One of the errors of libertarianism, as well as the various tribes of the New Right, is the mistaken belief that markets are a Platonic good. Therefore, the free market is the end, rather than a means to some end. A popular trope among those in the post-war New Right was the claim that an undesirable end, arrived at through principled means, was superior to a desirable end, arrived at through unprincipled means. It is has always been a ridiculous statement that can only have utility in the world of forms, not on earth.
The marketplace is never perfect and it can often lead to undesirable ends. This is why it has to be viewed as a tool, one of the many tools a society has to better itself and insulate itself against its own internal division. A fair and open marketplace for housing, for example, will result in the maximum amount of affordable housing. Open borders and unfettered trade will lead to the corruption of the people’s laws. An unfettered recreational drug market will end up with large portions of the population exploited by a small part.
A less emotional example of this is the market for concert tickets. It used to be that states protected the primary market by suppressing the secondary market. The internet and the unwillingness of the people in charge to enforce the laws has changed that. The primary market has now been captured by the secondary market. The bulk purchase of tickets by brokers now makes them the primary player in the market. In fact, they can control the market, by manipulating availability. That’s what’s happening with concert tickets.
With the curtain rising on her “Reputation” tour, Taylor Swift blinked.
She buckled by having Ticketmaster turn off resale ticket listings on its interactive venue charts for the first leg of her North American tour, according to music-industry veterans.
The tour, which begins on Tuesday in Glendale, Ariz., shows plenty of primary tickets still available for the first nine shows.
But the delisting of secondary, or resale, tickets — a move experts called unusual if not unprecedented — makes the inventory of available seats seem much smaller.
On July 20, for example, Swift is scheduled to appear at MetLife Stadium as part of her tour’s third leg.
About half the seats still available for that show are represented by red dots on Ticketmaster’s venue chart, meaning they are up for resale.
The other half, represented by blue dots, signify primary sales. Those are the only dots currently visible to visitors trying to score tickets for a show on the first leg of “Reputation.”
Ticketmaster’s shutting down ticket resales for Swift’s early shows perplexed many in the industry because it handed secondary sales to competing resellers like StubHub.
On blockbuster tours, Ticketmaster admittedly makes more revenue on ticket resales than primary sales.
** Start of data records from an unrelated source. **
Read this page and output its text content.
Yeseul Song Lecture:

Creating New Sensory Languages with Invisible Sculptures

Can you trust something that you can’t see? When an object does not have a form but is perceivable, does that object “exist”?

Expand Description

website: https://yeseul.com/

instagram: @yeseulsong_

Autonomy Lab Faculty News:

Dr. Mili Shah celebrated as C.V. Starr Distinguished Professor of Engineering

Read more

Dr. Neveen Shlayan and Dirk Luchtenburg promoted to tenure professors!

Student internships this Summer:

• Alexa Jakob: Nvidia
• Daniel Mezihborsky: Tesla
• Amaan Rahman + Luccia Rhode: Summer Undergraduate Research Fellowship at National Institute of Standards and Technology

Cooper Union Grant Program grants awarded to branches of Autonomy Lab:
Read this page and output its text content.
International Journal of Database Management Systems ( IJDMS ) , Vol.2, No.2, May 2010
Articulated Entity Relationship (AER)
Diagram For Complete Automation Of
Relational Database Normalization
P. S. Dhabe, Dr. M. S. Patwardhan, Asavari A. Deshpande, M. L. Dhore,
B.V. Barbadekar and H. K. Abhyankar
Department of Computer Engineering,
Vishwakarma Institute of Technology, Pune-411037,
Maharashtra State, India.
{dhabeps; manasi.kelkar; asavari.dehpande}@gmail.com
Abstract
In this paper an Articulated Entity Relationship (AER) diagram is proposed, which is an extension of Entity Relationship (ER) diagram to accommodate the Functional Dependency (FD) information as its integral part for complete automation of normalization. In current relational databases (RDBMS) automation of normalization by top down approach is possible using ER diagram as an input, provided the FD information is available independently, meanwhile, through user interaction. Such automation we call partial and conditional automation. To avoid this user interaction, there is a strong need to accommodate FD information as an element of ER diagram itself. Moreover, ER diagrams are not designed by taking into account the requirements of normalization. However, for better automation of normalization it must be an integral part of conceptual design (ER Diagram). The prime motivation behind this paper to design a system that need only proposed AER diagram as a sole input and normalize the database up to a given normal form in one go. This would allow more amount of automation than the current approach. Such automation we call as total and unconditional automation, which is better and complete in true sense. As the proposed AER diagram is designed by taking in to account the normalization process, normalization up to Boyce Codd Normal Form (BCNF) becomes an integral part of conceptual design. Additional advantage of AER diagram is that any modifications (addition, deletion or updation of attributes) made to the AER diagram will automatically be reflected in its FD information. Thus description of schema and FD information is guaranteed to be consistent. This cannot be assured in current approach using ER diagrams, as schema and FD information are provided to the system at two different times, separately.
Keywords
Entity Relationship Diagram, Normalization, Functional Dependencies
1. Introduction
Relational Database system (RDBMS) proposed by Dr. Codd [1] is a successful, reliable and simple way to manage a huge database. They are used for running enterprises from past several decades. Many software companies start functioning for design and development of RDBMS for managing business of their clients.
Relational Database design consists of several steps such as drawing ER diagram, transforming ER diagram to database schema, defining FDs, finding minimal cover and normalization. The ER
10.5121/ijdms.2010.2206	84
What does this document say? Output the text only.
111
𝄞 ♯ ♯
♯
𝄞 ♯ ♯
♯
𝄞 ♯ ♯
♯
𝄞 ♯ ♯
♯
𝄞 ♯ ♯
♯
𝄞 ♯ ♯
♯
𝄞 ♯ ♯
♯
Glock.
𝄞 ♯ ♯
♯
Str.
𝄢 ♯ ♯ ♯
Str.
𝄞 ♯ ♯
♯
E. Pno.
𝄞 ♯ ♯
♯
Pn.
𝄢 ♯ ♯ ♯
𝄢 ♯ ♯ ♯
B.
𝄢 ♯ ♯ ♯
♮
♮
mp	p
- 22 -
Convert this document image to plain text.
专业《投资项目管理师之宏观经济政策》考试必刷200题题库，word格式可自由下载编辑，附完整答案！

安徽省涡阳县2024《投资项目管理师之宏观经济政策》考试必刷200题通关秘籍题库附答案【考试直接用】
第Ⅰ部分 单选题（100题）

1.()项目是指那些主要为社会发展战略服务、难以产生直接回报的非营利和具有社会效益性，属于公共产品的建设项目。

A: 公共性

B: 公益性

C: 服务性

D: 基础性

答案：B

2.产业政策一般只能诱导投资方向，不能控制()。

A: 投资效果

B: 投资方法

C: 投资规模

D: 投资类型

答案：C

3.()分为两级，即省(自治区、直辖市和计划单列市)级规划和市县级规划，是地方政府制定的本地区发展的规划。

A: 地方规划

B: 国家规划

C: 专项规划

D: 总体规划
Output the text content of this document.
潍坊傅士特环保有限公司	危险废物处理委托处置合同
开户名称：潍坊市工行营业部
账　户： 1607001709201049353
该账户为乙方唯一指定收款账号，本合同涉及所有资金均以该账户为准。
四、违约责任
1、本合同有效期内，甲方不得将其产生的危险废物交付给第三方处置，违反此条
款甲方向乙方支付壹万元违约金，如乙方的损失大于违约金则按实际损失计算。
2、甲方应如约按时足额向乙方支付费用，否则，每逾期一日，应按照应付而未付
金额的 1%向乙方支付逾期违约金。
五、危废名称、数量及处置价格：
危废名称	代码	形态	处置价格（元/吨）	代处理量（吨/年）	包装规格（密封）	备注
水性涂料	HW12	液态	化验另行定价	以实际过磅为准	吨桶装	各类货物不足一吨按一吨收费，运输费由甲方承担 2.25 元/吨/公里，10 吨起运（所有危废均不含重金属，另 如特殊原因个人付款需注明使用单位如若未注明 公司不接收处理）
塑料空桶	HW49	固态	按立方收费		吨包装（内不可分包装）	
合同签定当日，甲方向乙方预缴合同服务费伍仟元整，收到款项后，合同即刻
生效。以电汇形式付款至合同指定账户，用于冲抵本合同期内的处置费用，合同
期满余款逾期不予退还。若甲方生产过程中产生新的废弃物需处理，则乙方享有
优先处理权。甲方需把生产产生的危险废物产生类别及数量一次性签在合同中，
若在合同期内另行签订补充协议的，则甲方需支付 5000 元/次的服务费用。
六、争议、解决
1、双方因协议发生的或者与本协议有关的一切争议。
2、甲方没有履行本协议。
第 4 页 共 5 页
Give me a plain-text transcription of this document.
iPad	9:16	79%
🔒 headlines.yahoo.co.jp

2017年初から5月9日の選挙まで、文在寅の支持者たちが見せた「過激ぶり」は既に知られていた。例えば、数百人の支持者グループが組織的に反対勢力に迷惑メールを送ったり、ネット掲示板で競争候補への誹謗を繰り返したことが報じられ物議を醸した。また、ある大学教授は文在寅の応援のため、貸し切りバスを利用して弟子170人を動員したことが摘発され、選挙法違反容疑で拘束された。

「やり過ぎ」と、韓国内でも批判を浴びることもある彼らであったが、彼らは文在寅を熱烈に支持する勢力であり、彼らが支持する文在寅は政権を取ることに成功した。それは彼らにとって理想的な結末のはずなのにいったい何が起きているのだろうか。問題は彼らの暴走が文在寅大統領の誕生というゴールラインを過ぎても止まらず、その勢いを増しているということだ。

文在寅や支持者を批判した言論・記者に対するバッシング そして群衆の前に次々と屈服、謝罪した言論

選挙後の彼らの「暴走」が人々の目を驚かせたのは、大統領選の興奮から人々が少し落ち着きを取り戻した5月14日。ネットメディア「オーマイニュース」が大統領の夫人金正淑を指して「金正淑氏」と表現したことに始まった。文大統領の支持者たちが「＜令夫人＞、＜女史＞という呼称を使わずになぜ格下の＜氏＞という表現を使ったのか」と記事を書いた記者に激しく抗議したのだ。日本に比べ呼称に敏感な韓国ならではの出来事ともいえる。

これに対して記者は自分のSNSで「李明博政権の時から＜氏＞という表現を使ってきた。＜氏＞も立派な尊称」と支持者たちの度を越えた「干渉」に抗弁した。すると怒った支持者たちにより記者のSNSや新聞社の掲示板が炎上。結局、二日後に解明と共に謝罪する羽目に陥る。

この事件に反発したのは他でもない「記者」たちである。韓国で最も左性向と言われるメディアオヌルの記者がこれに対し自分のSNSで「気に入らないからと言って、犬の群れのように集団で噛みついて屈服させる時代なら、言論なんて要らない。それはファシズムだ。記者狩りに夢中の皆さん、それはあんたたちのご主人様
It also left some wondering if Ticketmaster was taking orders from its parent company, Live Nation, which as the tour’s overseas promoter, has much riding on “Reputation” being perceived as a success.
Now, the libertarian argument is that the venue should simply auction off the tickets for their show and not worry about the secondary market, because the bidding process would no doubt undermine the secondary market. The trouble is, there are no pure markets, so the sophisticated players in the market, would game the auction just as they game the direct sales market now. In other words, there can never be a free market, as long as there informational asymmetry and there is always a player with an information advantage.
If we stop pretending that a free market is an end in itself, we can think about the desirable ends would like to see in something like the concert business. Obviously, one end is for the performer and the venue owner to make a profit. Without them, there is no market for concert tickets. Secondarily, you want the fans to have access to tickets at a price that they see as reasonable. The libertarian idea of an initial auction solves one problem, but the other problems require shutting down the secondary market, like we used to do.
This is a trivial issue, as the world is not going to stop spinning if Taylor Swift can no longer make a living doing concerts. In fact, if all of our mass market entertainments dried up tomorrow, people would find new ways to entertain themselves. The point I’m trying to make is economics, particularly the market place, is always an means to an end. When thinking about what’s happening to us, the question is not how best to get people cheap stuff. It is about the kind of society we want the type of people we want in it.